Complication rates of colonic polypectomy in relation to polyp characteristics and techniques: a district hospital experience

J Interv Gastroenterol. 2012 Jan;2(1):8-11. doi: 10.4161/jig.20126. Epub 2012 Jan 1.


BACKGROUND: Colonic polypectomy reduces the subsequent rate of development of colonic cancer but is not without its risks. We aimed to examine our complication rates in relation to the characteristics of polyps and techniques employed. METHODS: A database for all colonic polypectomies performed over a 3½-year period between 2006 and 2009 was matched against all patients readmitted after an endoscopy. Serious complications post-polypectomy were defined as events leading to readmission within 14 days. RESULTS: We performed 2106 polypectomies on 1252 patients in this period. Fourteen patients or 24 (1.1%) polypectomies experienced complications. Two patients (0.09%) experienced perforation, 10 (0.47%) had bleeding and 3 (0.14%) had post-polypectomy syndromes. Our bleeding rate was 1:211, lower than the national standard of 1:100. No deaths were reported.
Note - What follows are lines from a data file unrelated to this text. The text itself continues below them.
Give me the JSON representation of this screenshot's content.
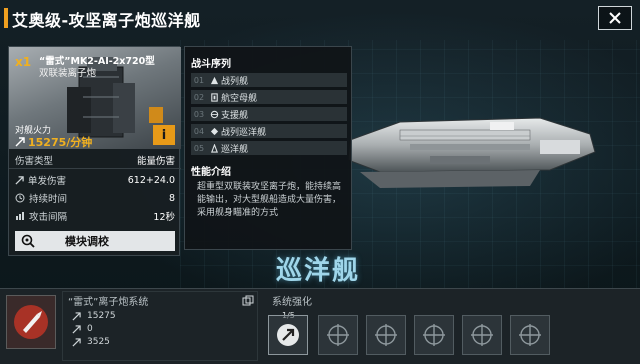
{
  "header": {
    "title": "艾奥级-攻坚离子炮巡洋舰",
    "close_icon": "close-icon"
  },
  "weapon": {
    "count": "x1",
    "name": "“雷式”MK2-AI-2x720型",
    "type": "双联装离子炮",
    "firepower_label": "对舰火力",
    "firepower_value": "15275/分钟",
    "info_label": "i",
    "stats": {
      "damage_type_label": "伤害类型",
      "damage_type_value": "能量伤害",
      "single_damage_label": "单发伤害",
      "single_damage_value": "612+24.0",
      "duration_label": "持续时间",
      "duration_value": "8",
      "interval_label": "攻击间隔",
      "interval_value": "12秒"
    },
    "tune_button_label": "模块调校"
  },
  "info_panel": {
    "sequence_heading": "战斗序列",
    "sequence": [
      {
        "num": "01",
        "label": "战列舰"
      },
      {
        "num": "02",
        "label": "航空母舰"
      },
      {
        "num": "03",
        "label": "支援舰"
      },
      {
        "num": "04",
        "label": "战列巡洋舰"
      },
      {
        "num": "05",
        "label": "巡洋舰"
      }
    ],
    "perf_heading": "性能介绍",
    "perf_text": "超重型双联装攻坚离子炮，能持续高能输出，对大型舰船造成大量伤害，采用舰身瞄准的方式"
  },
  "ship_class": "巡洋舰",
  "bottom": {
    "module_title": "“雷式”离子炮系统",
    "module_stats": [
      {
        "value": "15275"
      },
      {
        "value": "0"
      },
      {
        "value": "3525"
      }
    ],
    "enhance_title": "系统强化",
    "slot_counter": "1/5"
  },
  "colors": {
    "accent": "#f0a020",
    "ship_label": "#9fd6ea"
  }
}
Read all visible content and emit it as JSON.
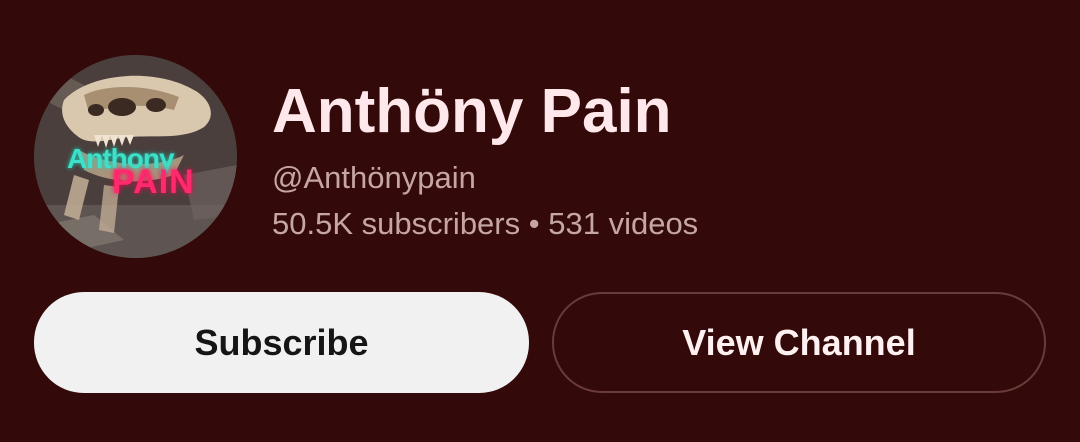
{
  "channel": {
    "name": "Anthöny Pain",
    "handle": "@Anthönypain",
    "subscribers": "50.5K subscribers",
    "separator": "•",
    "videos": "531 videos",
    "avatar_icon": "dinosaur-skull-channel-logo",
    "avatar_text_top": "Anthony",
    "avatar_text_bottom": "PAIN"
  },
  "actions": {
    "subscribe_label": "Subscribe",
    "view_channel_label": "View Channel"
  },
  "colors": {
    "background": "#330909",
    "subscribe_bg": "#f1f1f1",
    "view_border": "#6b3a3a",
    "name_text": "#ffe8ec",
    "meta_text": "#c6a5a5"
  }
}
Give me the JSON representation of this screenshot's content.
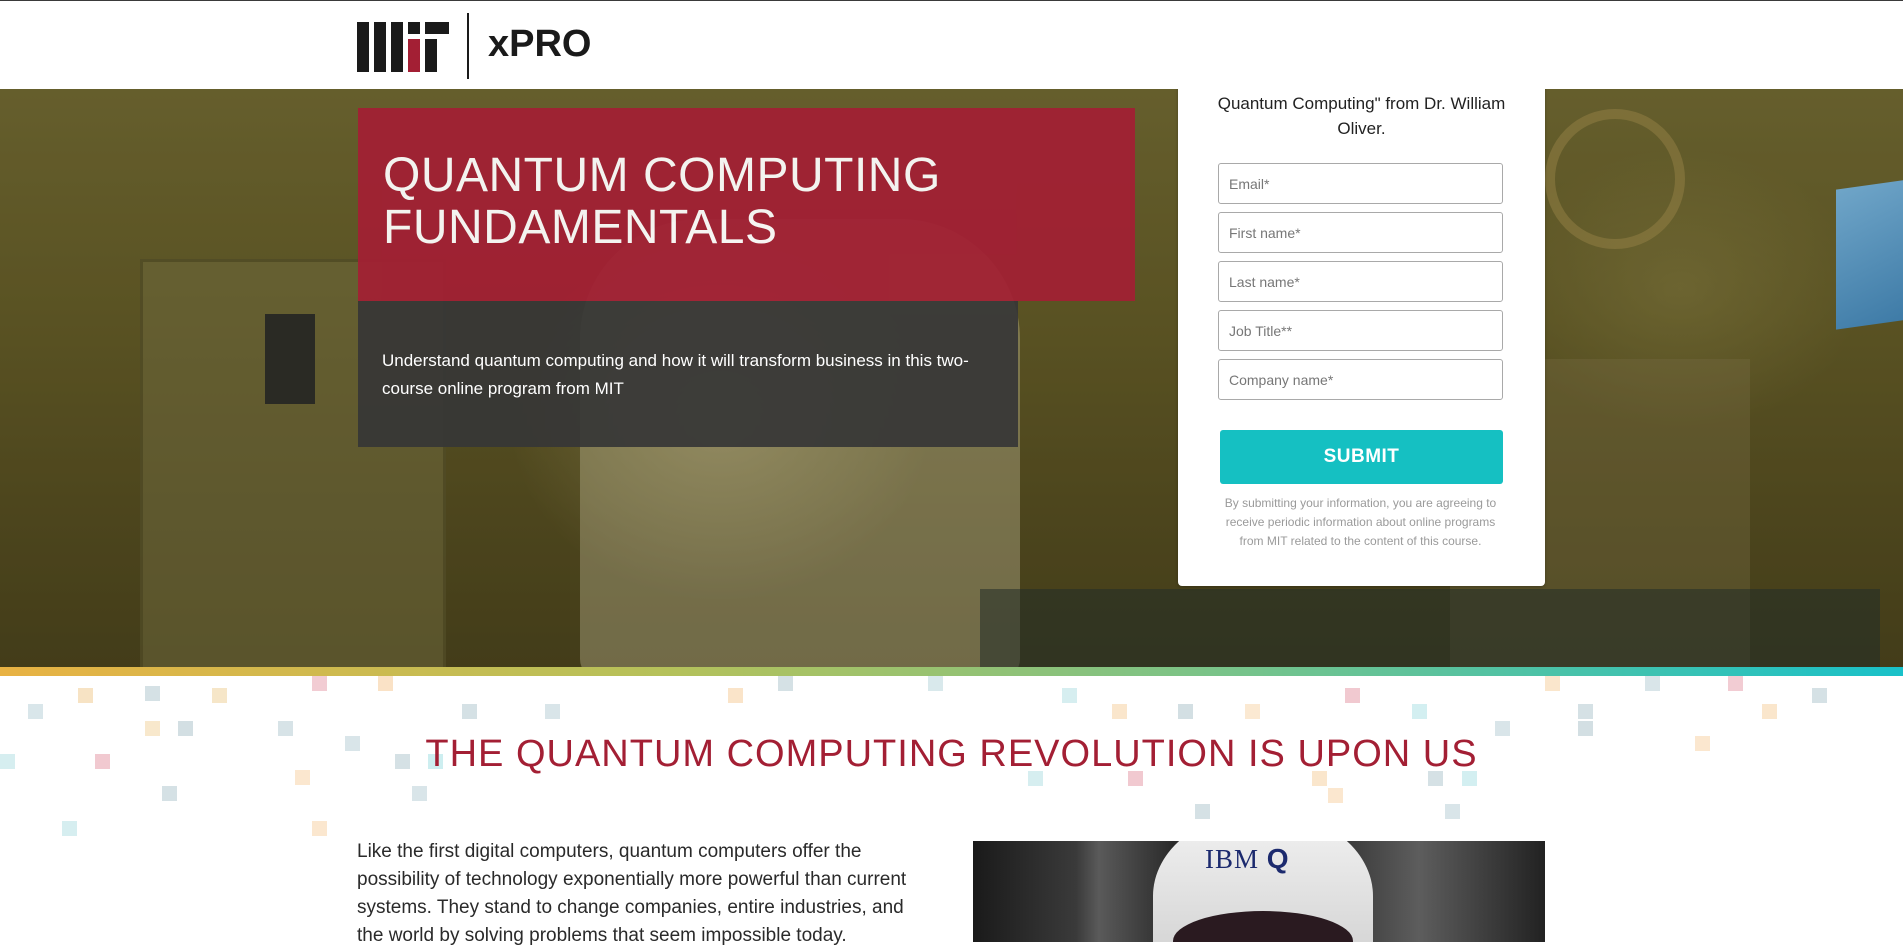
{
  "header": {
    "logo_text": "MIT",
    "brand": "xPRO"
  },
  "hero": {
    "title": "QUANTUM COMPUTING FUNDAMENTALS",
    "subtitle": "Understand quantum computing and how it will transform business in this two-course online program from MIT"
  },
  "form": {
    "intro": "Exclusive content, \"Ten Questions on Quantum Computing\" from Dr. William Oliver.",
    "fields": {
      "email": "Email*",
      "first_name": "First name*",
      "last_name": "Last name*",
      "job_title": "Job Title**",
      "company": "Company name*"
    },
    "submit_label": "SUBMIT",
    "disclaimer": "By submitting your information, you are agreeing to receive periodic information about online programs from MIT related to the content of this course."
  },
  "section": {
    "title": "THE QUANTUM COMPUTING REVOLUTION IS UPON US",
    "body": "Like the first digital computers, quantum computers offer the possibility of technology exponentially more powerful than current systems. They stand to change companies, entire industries, and the world by solving problems that seem impossible today.",
    "image_label_ibm": "IBM",
    "image_label_q": "Q"
  },
  "colors": {
    "mit_red": "#a31f34",
    "teal": "#15c0c2"
  }
}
Complication rates rose from 1% in the smallest group (1-10 mm) to 4.9% in the largest (>31 mm) but the difference was not statistically significant (p=0.067). Right-colon polypectomies had a higher tendency of developing post-polypectomy syndrome and bleeding (p=0.002). Complication rates in snare polypectomies were not significantly different from that of hot biopsies (p=0.64). However, endoscopic mucosal resections (EMR) had significantly more complications compared to snares (p=0.045) and hot biopsies (p=0.026). CONCLUSION: We achieved lower bleeding rates than that published nationally. Hot biopsies did not carry a higher risk unlike EMRs. Although polyp size may be an important risk factor, statistical significance was not met. Ascending and transverse colon polypectomies carried the highest risks of complications.